As of November 2014, four states had approved the use of marijuana as a recreational drug, and it appears that marijuana is becoming more widely accepted across the nation.
Not surprisingly, the ASPCA Animal Poison Control Center has seen an increase in the number of reported cases of pets eating pot: 539 calls about marijuana in 2014.
Dr. Tina Wismer, a veterinary toxicologist who serves as medical director at the ASPCA poison control center in Urbana and is also an adjunct instructor at the University of Illinois College of Veterinary Medicine, says the increase in calls does not necessarily reflect an increase in marijuana exposures in pets.
“It’s possible that the lessening social stigma of marijuana leads people to be more willing to call when this problem occurs,” says Dr. Wismer. “Our data do not represent actual incidence. Not every pet owner with this problem calls us, and veterinarians who already know how to treat marijuana exposure don’t need to call us each time they see a case.”
Though the number of calls has increased, Dr. Wismer explains that the states with legalized recreational use of the drug do not account for the most calls.
“While these states have moved up on the list, California—which legalized only medical marijuana use—has led the number of calls for many years, with New York coming in second.”
(Illinois tied for fourteenth place, logging 12 calls for marijuana exposure in 2014. For those who are curious, the most common causes of toxicoses reported to the poison control center in 2014, regarding Illinois pets, were rodenticides, ant baits, and chocolate.)
Dogs and cats that ingest marijuana can experience a variety of signs. “Most animals become sedate and mentally altered, lose coordination, and dribble urine. However, about 25 percent of animals become agitated instead,” explains Dr. Wismer. In rare instances, pet ingestion of marijuana has led to death.
The effects seen from ingesting marijuana are attributed to its psychoactive component, called Tetrahydrocannabinol, or THC.
“As strains of marijuana are developed with a higher THC content, we have had more severe toxicoses reported. There is a published paper that describes the death of two dogs in Colorado,” Dr. Wismer recounts. Luckily death is an uncommon occurrence for pets that have ingested the substance.
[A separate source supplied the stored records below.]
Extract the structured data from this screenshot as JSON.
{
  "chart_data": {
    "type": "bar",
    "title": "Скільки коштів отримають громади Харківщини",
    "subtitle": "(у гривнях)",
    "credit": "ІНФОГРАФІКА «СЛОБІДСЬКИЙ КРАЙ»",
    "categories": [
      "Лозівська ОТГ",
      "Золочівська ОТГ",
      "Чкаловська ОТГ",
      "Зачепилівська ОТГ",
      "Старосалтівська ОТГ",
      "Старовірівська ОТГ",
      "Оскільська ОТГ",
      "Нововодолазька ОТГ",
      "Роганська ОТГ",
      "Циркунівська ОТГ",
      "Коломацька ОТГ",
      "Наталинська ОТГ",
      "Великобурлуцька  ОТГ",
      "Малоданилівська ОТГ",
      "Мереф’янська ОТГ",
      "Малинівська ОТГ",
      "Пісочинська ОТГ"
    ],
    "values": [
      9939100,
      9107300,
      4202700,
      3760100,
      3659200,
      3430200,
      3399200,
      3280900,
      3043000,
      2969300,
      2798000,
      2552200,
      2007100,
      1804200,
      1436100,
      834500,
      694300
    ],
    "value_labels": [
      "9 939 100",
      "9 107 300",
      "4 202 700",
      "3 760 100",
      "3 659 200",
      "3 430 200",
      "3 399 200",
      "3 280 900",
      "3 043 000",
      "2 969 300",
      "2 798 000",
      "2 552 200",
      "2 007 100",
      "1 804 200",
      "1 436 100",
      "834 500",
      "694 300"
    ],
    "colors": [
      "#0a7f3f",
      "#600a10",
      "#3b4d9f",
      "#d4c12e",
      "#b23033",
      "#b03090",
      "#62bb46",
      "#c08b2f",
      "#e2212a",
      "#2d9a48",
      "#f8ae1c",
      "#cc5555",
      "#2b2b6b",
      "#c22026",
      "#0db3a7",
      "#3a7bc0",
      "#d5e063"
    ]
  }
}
Dr. Wismer says pets experience more complications from ingesting marijuana than do people, but not because it is more toxic to them. Rather, animals will generally ingest a larger amount per body weight than people do.
“A pot brownie, for example, can be formulated as a multiple-dose item, and it isn’t uncommon for a dog to eat the entire pan of brownies,” says Dr. Wismer. Because the dog ingested many times more than a human might ingest, it receives a higher dose of THC and can have more significant effects.
Pot brownies not only deliver a dose of THC, but bring the concern of chocolate toxicity as well.
“With chocolate and marijuana we can see stimulatory signs and then depressive signs. Unfortunately, the treatment recommendations for those conditions are directly opposite,” Dr. Wismer says. Cases such as these become more complicated and can also be more dangerous to the animal.
Cats on the other hand may seek out marijuana as they would catnip, opening bags they find and ingesting it.
Standard treatment for marijuana is supportive care.
“With supportive care we are ensuring that the heart rate and blood pressure stay normal. Cases that are severe are treated with intralipids, which are effective at binding THC within the body, inactivating the drug particles,” explains Dr. Wismer. “There are no long-term side effects expected with marijuana toxicity.”
Dr. Wismer’s recommendation is to “treat marijuana just like a prescription medication and keep it away from pets.” Though it may become more widely legalized and readily available, it should be responsibly kept away from pets.
If your pet has ingested a toxic substance, bring the animal to your local veterinarian immediately.